Queda de barragem em minas
Minas Gerais Justiça começar ouvir testemunhas de ação sobre tragédia de Mariana

Justiça começar ouvir testemunhas de ação sobre tragédia de Mariana

As empresas Samarco, Vale, BHP Billinton e VogBR e outras 22 pessoas são rés no processo; rompimento da barragem de Fundão deixou 19 mortos

Tragédia deixou 19 mortos e centenas de desabrigados

Tragédia deixou 19 mortos e centenas de desabrigados

Getty Images / Christophe Simon/ AFP

A Justiça Federal em Ponte Nova, na Zona da Mata Mineira, começou a ouvir, nesta quarta-feira (12), as testemunhas de acusação do processo criminal que investiga o rompimento da barragem de Fundão, em Mariana, na região central de Minas Gerais.
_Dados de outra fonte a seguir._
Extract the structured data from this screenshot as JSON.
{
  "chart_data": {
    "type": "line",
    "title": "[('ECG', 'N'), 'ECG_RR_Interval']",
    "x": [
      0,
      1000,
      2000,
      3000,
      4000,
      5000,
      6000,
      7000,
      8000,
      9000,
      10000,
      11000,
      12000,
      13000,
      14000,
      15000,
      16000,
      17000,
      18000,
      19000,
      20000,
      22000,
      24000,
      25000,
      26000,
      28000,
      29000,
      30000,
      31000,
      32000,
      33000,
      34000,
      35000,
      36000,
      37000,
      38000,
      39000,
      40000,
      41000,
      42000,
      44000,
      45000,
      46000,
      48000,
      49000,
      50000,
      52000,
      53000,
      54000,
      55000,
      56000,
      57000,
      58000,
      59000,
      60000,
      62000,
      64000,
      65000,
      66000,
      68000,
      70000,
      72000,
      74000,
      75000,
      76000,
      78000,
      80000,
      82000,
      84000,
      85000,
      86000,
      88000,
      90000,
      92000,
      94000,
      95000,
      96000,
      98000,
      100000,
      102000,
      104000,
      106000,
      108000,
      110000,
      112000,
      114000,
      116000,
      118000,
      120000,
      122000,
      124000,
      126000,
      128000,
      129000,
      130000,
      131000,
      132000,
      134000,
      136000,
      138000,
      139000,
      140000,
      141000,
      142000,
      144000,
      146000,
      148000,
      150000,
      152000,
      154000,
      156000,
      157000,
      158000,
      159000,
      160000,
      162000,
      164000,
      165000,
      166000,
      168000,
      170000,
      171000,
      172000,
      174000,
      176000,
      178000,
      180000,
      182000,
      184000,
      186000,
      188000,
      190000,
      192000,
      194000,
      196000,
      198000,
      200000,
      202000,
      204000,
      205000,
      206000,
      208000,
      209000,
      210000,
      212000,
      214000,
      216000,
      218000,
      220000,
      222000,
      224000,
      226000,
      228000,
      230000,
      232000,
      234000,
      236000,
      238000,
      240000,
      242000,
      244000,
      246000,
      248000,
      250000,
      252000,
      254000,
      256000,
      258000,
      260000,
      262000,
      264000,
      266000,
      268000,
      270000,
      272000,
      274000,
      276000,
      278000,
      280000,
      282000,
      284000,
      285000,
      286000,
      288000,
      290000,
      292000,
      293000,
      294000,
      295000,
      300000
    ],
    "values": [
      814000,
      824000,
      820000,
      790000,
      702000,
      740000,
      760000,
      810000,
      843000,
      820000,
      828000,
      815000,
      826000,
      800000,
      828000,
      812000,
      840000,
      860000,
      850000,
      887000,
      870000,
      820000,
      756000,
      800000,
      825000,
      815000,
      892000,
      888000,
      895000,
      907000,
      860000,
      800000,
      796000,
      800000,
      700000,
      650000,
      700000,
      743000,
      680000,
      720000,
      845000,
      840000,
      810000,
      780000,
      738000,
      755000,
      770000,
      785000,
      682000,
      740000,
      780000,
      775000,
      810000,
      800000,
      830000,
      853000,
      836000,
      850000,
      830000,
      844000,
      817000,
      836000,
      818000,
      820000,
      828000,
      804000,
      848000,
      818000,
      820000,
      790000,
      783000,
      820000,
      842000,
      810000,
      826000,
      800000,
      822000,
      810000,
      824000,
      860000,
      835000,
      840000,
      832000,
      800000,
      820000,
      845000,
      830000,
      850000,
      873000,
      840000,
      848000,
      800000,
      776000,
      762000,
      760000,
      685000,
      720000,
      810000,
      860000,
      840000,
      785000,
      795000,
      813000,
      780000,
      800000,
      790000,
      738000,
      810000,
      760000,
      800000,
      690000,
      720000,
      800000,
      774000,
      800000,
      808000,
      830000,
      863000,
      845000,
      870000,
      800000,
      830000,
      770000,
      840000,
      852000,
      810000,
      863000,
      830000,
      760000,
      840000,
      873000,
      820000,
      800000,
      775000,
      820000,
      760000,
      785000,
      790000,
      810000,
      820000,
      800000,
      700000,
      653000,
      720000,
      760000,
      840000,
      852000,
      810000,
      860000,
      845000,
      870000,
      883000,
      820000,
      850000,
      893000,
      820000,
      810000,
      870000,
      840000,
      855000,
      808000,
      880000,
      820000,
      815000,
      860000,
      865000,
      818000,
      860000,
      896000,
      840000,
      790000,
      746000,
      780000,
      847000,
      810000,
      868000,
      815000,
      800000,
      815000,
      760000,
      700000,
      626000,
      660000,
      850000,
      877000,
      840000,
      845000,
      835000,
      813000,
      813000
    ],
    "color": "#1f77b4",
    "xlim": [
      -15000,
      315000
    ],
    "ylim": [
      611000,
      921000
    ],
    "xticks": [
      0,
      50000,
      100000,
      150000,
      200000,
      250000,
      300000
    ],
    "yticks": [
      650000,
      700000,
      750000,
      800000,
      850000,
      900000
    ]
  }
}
A maior tragédia ambiental do Brasil aconteceu em 2015 e deixou 19 mortos.

Ao todo, 22 testemunhas de acusação foram convocadas pelo MPF (Ministério Público Federal) e devem ser ouvidas nos próximos dias. Segundo o órgão, na primeira audiência os juízes devem ouvir quatro pessoas. São elas: 

    • Um representante da empresa de engenharia, que prestava serviços para a Samarco, que teria conhecimento de trincas na estrutura;

    •  Um encarregado terceirizado da mineradora que estava no local no momento do rompimento;

    • Um representante do DNPM (Departamento Nacional de Produção Mineral) que fez vistoria no local após o estouro;

    •  Um membro do órgão externo de consultoria da Samarco que cuidava da segurança da barragem.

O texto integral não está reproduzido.